Beating Ann Richards in the 1994 Texas governor's race was the first real sign he wasn't just trading on his father's name. Richards was popular, had mocked him publicly, and was the heavy favorite. He won anyway, running on four focused issues: education, juvenile justice, tort reform, welfare. Re-election in 1998 came with 69% of the vote. The 2000 presidential race ended with the Supreme Court's Bush v. Gore halting the Florida recount, giving him the electoral college 271-266 while he lost the popular vote. That disputed entry set the temperature for everything that came after.
The arc ran from 92% approval after 9/11 down to somewhere near the bottom of modern presidential rankings. Iraq, Katrina, and the 2008 financial collapse happened on his watch. No amount of revisionism fully absorbs all three. What he has quietly managed is a partial image reset in the Trump years, when 'at least he was a normal Republican' became a comparative compliment. YouGov now ranks him among the most popular living Republicans, which would have been unthinkable in 2009. The bar moved. He didn't.

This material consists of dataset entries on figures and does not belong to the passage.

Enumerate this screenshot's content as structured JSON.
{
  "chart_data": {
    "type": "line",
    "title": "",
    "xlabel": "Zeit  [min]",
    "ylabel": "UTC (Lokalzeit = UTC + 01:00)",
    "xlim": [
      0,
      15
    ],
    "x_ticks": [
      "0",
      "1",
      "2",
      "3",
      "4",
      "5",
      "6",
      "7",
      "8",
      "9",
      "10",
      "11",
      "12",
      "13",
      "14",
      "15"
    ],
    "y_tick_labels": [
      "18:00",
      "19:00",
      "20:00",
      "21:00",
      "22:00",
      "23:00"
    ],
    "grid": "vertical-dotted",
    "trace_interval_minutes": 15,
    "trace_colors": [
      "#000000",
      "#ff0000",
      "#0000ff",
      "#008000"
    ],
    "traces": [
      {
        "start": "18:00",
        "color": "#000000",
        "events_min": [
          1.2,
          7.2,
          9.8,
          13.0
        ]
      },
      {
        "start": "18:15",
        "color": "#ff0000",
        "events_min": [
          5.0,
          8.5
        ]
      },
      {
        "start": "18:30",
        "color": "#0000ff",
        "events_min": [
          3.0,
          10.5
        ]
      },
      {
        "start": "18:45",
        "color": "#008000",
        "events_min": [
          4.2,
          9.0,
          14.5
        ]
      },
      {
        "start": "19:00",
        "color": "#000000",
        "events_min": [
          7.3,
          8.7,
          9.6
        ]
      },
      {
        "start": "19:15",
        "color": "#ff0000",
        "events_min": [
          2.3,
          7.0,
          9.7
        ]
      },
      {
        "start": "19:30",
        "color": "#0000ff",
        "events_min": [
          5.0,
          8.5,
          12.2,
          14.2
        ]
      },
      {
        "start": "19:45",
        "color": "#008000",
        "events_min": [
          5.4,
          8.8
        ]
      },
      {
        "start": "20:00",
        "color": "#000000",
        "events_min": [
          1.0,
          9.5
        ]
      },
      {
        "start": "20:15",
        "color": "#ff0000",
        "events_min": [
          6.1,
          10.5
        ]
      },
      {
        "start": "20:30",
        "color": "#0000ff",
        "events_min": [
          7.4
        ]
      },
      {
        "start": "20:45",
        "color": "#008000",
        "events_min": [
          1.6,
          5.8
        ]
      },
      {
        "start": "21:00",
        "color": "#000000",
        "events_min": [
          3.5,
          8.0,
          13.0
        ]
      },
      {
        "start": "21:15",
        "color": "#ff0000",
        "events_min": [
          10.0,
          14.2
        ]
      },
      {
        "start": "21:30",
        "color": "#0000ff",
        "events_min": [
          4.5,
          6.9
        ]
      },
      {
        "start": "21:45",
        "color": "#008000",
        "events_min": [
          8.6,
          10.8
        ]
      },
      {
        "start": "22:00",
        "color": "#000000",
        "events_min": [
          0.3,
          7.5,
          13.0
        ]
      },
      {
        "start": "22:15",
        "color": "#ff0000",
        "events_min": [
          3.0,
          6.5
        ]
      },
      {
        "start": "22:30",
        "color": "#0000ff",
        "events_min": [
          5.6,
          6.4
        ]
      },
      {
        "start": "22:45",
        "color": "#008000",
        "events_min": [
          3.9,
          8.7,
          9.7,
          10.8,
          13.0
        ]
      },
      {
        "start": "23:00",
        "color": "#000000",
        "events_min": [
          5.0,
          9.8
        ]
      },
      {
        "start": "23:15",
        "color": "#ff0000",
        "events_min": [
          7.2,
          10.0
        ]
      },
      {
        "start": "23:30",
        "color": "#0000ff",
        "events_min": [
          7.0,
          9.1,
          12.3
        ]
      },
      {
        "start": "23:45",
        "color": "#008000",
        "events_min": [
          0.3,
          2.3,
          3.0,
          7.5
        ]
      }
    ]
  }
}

The folksy Texas persona was a Yale degree and a Harvard MBA in a Stetson. Born in New Haven to a family that had been in Republican politics for a generation, he relocated to Texas as a child and spent decades perfecting the brush-clearing rancher image. The painting hobby emerged post-presidency, after reading a Winston Churchill essay on art as pastime, and he took it seriously enough to publish two books of portraits and fill gallery walls. Churchill he is not. But it's a stranger resume than the cowboy act suggested.